If I had the magic wand, what we need to do is a rapid amount of testing, find out who’s infected, isolate them, and make sure people who are infected are kept away from people who are not infected. And the other thing we have to do is contact tracing, which is really key. Contact tracing is when you investigate everybody that the infected person has come in contact within the last 48 hours. We have to do surveillance, as well, and find out if there are additional cases that have happened. That’s the first thing I would do.

 

The other thing I would do is let people know through messaging in the traditional Navajo language, for example, that this is out there now.
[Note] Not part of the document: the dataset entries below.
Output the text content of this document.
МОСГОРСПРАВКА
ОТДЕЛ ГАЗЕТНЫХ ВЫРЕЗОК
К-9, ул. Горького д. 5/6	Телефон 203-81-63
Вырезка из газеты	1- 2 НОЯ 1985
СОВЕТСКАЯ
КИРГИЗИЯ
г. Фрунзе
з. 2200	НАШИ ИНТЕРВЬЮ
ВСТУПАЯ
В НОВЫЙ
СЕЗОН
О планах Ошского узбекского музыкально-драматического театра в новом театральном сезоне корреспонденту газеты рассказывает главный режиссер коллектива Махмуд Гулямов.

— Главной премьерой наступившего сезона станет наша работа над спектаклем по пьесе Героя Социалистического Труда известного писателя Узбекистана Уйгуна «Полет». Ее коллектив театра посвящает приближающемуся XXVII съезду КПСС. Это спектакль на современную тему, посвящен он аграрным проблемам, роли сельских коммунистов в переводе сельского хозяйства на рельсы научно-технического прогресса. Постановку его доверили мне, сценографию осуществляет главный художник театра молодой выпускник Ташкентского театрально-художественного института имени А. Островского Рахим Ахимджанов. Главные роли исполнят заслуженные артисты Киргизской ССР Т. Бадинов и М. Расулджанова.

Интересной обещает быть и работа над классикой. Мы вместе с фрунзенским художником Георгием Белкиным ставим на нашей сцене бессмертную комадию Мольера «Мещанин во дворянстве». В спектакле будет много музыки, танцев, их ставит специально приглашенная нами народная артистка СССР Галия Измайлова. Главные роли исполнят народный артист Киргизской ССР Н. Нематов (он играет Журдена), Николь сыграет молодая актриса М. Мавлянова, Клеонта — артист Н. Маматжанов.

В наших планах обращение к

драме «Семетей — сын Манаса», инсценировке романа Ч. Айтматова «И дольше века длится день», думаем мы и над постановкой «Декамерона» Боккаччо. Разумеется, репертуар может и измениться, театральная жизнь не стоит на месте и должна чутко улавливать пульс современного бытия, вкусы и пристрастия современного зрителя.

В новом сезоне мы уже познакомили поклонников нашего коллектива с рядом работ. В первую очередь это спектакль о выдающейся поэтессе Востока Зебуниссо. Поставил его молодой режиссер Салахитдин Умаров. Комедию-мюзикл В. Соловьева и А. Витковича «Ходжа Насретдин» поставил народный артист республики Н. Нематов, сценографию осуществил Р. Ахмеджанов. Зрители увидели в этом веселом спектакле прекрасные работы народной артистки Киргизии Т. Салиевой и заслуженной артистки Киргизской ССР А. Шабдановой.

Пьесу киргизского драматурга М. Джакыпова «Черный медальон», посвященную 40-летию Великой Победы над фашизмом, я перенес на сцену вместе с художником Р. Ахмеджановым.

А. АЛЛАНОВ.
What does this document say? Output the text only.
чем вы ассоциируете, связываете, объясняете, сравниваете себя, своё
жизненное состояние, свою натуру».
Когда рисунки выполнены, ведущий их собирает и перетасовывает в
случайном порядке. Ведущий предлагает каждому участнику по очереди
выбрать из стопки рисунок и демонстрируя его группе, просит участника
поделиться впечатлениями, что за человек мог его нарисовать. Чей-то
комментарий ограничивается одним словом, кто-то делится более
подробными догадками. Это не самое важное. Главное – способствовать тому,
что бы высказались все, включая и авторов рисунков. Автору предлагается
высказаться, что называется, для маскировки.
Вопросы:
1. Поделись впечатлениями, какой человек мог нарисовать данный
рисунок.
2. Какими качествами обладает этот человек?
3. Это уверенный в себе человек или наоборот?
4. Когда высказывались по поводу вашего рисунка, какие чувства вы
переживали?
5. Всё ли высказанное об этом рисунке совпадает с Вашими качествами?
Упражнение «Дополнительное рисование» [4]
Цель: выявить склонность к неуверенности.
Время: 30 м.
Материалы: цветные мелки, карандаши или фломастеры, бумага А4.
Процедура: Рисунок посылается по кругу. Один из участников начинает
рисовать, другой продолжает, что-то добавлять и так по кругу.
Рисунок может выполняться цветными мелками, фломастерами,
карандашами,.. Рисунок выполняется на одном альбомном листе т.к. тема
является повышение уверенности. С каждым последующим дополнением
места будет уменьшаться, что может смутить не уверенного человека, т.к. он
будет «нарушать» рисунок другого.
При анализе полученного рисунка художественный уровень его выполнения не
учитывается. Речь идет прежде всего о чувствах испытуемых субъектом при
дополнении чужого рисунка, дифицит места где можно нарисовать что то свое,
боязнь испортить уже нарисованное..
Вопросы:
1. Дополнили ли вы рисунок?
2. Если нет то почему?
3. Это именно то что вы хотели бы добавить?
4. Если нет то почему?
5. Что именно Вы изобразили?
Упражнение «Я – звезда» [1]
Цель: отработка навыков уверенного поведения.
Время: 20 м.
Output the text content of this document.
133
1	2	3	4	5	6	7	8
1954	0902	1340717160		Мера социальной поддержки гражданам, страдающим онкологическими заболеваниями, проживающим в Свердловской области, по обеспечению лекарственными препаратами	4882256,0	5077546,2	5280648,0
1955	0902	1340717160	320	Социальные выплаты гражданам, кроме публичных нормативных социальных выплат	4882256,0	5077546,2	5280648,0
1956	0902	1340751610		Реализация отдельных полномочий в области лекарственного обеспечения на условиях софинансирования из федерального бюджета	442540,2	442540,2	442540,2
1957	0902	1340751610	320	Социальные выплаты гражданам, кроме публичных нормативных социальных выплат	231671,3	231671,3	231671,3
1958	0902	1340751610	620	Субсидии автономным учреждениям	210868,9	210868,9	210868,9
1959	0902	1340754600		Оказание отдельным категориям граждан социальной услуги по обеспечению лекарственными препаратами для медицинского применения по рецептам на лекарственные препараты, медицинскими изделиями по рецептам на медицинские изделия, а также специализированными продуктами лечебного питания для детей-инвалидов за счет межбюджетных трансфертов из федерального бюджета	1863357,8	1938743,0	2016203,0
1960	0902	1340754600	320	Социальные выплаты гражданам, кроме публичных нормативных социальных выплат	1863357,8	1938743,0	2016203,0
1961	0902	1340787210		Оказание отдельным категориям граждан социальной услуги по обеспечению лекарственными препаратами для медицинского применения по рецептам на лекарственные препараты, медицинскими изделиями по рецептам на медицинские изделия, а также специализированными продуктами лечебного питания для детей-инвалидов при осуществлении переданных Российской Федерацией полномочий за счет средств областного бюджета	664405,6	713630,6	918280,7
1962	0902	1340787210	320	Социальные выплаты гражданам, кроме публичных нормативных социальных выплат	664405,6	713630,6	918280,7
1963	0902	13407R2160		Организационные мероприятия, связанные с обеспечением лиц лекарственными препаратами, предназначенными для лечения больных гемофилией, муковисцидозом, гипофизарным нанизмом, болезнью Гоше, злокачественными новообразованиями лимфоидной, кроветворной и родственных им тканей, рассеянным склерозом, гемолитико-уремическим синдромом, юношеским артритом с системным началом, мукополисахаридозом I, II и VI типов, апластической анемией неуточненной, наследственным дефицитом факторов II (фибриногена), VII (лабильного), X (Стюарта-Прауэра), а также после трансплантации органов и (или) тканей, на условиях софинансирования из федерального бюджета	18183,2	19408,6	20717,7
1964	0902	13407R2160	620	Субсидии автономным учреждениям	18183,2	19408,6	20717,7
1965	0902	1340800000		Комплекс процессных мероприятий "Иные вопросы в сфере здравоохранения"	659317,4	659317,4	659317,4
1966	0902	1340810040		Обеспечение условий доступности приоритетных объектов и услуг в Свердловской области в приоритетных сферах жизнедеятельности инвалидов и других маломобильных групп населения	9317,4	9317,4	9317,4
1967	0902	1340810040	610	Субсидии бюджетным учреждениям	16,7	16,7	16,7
That it’s real. And it’s up to each individual to practice good public health for the greater good of everybody. Because it just takes one person not practicing good public health for this virus to continue gaining strength.

 

Q: What’s concerning is that so many people don’t have clean running water from a tap at home. How can you wash your hands without clean water? And sanitizing gel is in short supply. So how can they practice good public health?

 

You’ve just got to do the best you can. Try to get water stations out there refilled and everything. I would put a lot of public health people out in the community who are real public health people — not just the people who are political appointees.

 

The other big thing is that I would get the colleges involved in this — you could involve Diné College [which has four campuses in Arizona and two in New Mexico, one in Shiprock one in Crownpoint].

 

It would be a great learning experience. They could partner with the University of New Mexico or the University of Arizona or other mainstream institutions, and they could actually do some lab testing, and utilize these guys to go out to the community and do testing.

 

There’s another issue, but this is the reality: Out of our tech directors [in Tribal Epidemiology Centers], only about two are Natives, and the others are non-Indian. I have to tell you, that’s a huge shortfall when it comes to these kinds of situations.

 

I just think our tribal nations have to put Native people into these positions. And it’s not like there aren’t Natives who are qualified for these positions. They need to put more Native people in these positions because they know the culture, they know the community, they know the context. They know the person in the tribal health department, they know the emergency responder, they know the ambulance crew. Those community connections are invaluable.

 

And they know the language! And these things are all very, very important, especially when you’re working with our elders, many of whom speak Diné.

 

Q: According to Indian Country Today, only about 0.3 percent of the CDC workforce is American Indian or Alaska Native.

 

A: When I was at the CDC, we had a good 10 Natives or so that were working [in my area]. Now, 20 years later, I’d say there are fewer Natives then there were when I served.

 

Q: How do you get the word out about COVID-19?

 

A: Facebook! So many of our Native people are on Facebook. Word of mouth works, too — targeted public health messaging.

 

Q: You’ve pointed out a lot of dire problems. Are you also feeling hopeful about things?

 

A: I sounded the alarm about two weeks ago. And now what I’ve been hearing is that more and more tribal nations are working very, very hard to become prepared. So that’s a good thing.

 

What I keep pushing for is tribal autonomy, and tribes using their public health authority to protect themselves. We cannot rely on local health departments. We cannot rely on county health departments that are based in adjacent communities. We cannot rely on state health departments to take care of the needs of tribal nations. That’s just not going to work. We’re just not a priority for many of those other communities. What I’m saying is, we need to exercise our tribal sovereignty, and we need to protect our own people.